Hi there. I'd like and efficient and fault tolerant (connection problems, failed operations etc) way to do the following:
I need to "merge" two indexes. Lets call them A and B being merged into C;
For every entry in A, there are 1 or more entries in B which are associated with it. We could think of A as a flights and B its passengers, for instance. Let 's describe an example of such a group by (A', [B'1, B'2,...B'n]);
Each entry in C will consist of:
-Full data of an entry in A
-Full data of an entry in B
-A few more computed fields - lets call them Cf ;
Each entry in A will appear multiple times in C, one for each entry in B associated with it;
For the group (A', [B'1, B'2,...B'n]), the entries in C would be:
(A',B'1,Cf1), (A',B'2,Cf2),..,(A',B'n,Cfn)

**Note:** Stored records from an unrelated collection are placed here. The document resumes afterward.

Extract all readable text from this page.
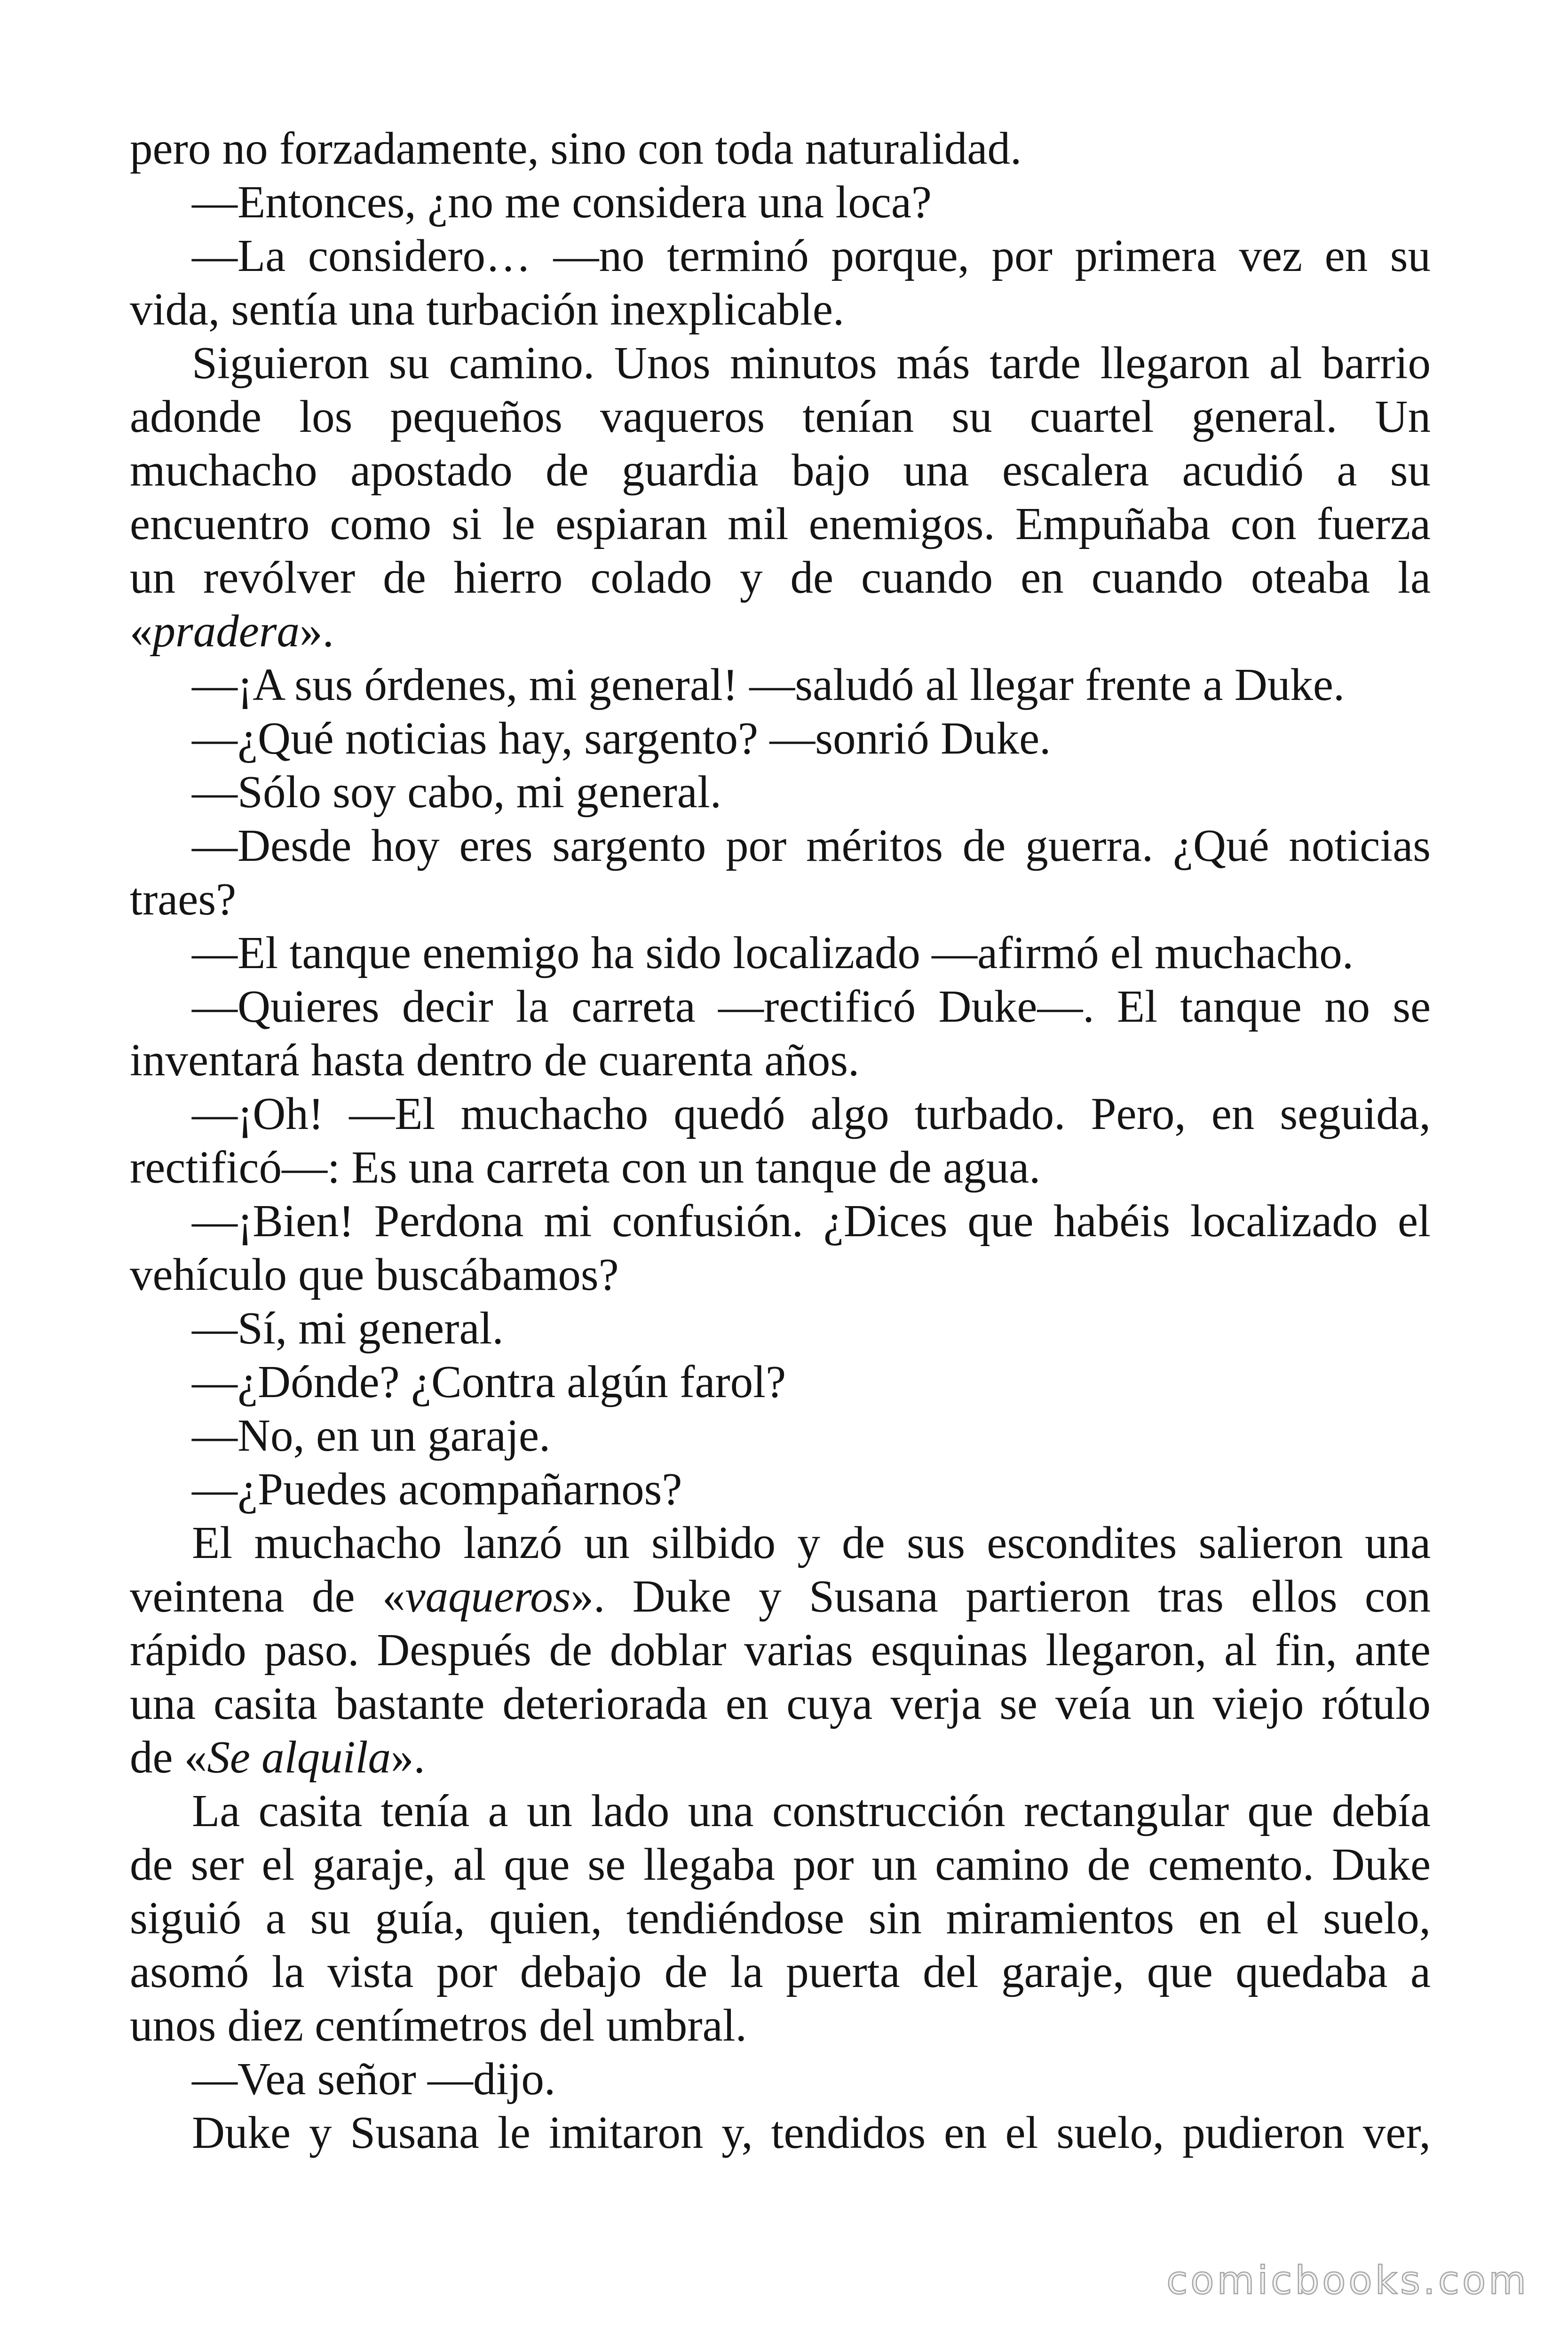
pero no forzadamente, sino con toda naturalidad.
—Entonces, ¿no me considera una loca?
—La considero… —no terminó porque, por primera vez en su
vida, sentía una turbación inexplicable.
Siguieron su camino. Unos minutos más tarde llegaron al barrio
adonde los pequeños vaqueros tenían su cuartel general. Un
muchacho apostado de guardia bajo una escalera acudió a su
encuentro como si le espiaran mil enemigos. Empuñaba con fuerza
un revólver de hierro colado y de cuando en cuando oteaba la
«pradera».
—¡A sus órdenes, mi general! —saludó al llegar frente a Duke.
—¿Qué noticias hay, sargento? —sonrió Duke.
—Sólo soy cabo, mi general.
—Desde hoy eres sargento por méritos de guerra. ¿Qué noticias
traes?
—El tanque enemigo ha sido localizado —afirmó el muchacho.
—Quieres decir la carreta —rectificó Duke—. El tanque no se
inventará hasta dentro de cuarenta años.
—¡Oh! —El muchacho quedó algo turbado. Pero, en seguida,
rectificó—: Es una carreta con un tanque de agua.
—¡Bien! Perdona mi confusión. ¿Dices que habéis localizado el
vehículo que buscábamos?
—Sí, mi general.
—¿Dónde? ¿Contra algún farol?
—No, en un garaje.
—¿Puedes acompañarnos?
El muchacho lanzó un silbido y de sus escondites salieron una
veintena de «vaqueros». Duke y Susana partieron tras ellos con
rápido paso. Después de doblar varias esquinas llegaron, al fin, ante
una casita bastante deteriorada en cuya verja se veía un viejo rótulo
de «Se alquila».
La casita tenía a un lado una construcción rectangular que debía
de ser el garaje, al que se llegaba por un camino de cemento. Duke
siguió a su guía, quien, tendiéndose sin miramientos en el suelo,
asomó la vista por debajo de la puerta del garaje, que quedaba a
unos diez centímetros del umbral.
—Vea señor —dijo.
Duke y Susana le imitaron y, tendidos en el suelo, pudieron ver,
comicbooks.com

Things I'm considering: Best way to scroll and search through A and B to produce the entries for C. If in this case would be use useful to create auxiliary fields en A and/or B to register which items were already processed, which ones
are being processed and etc and speed up the scrolling. If its worth to use sort _doc in the scrolling for the speed or the fact that I won't be able to use
"search_after" with '_doc' makes it not worth. The way to organize the process such that the work can be divided in threads and that it automatically deals
with failed create/index operations made withing bulks etc
The indexes A and B have around 20 million and 30 million entries respectivelly. Each entry has approx. 10kb in size.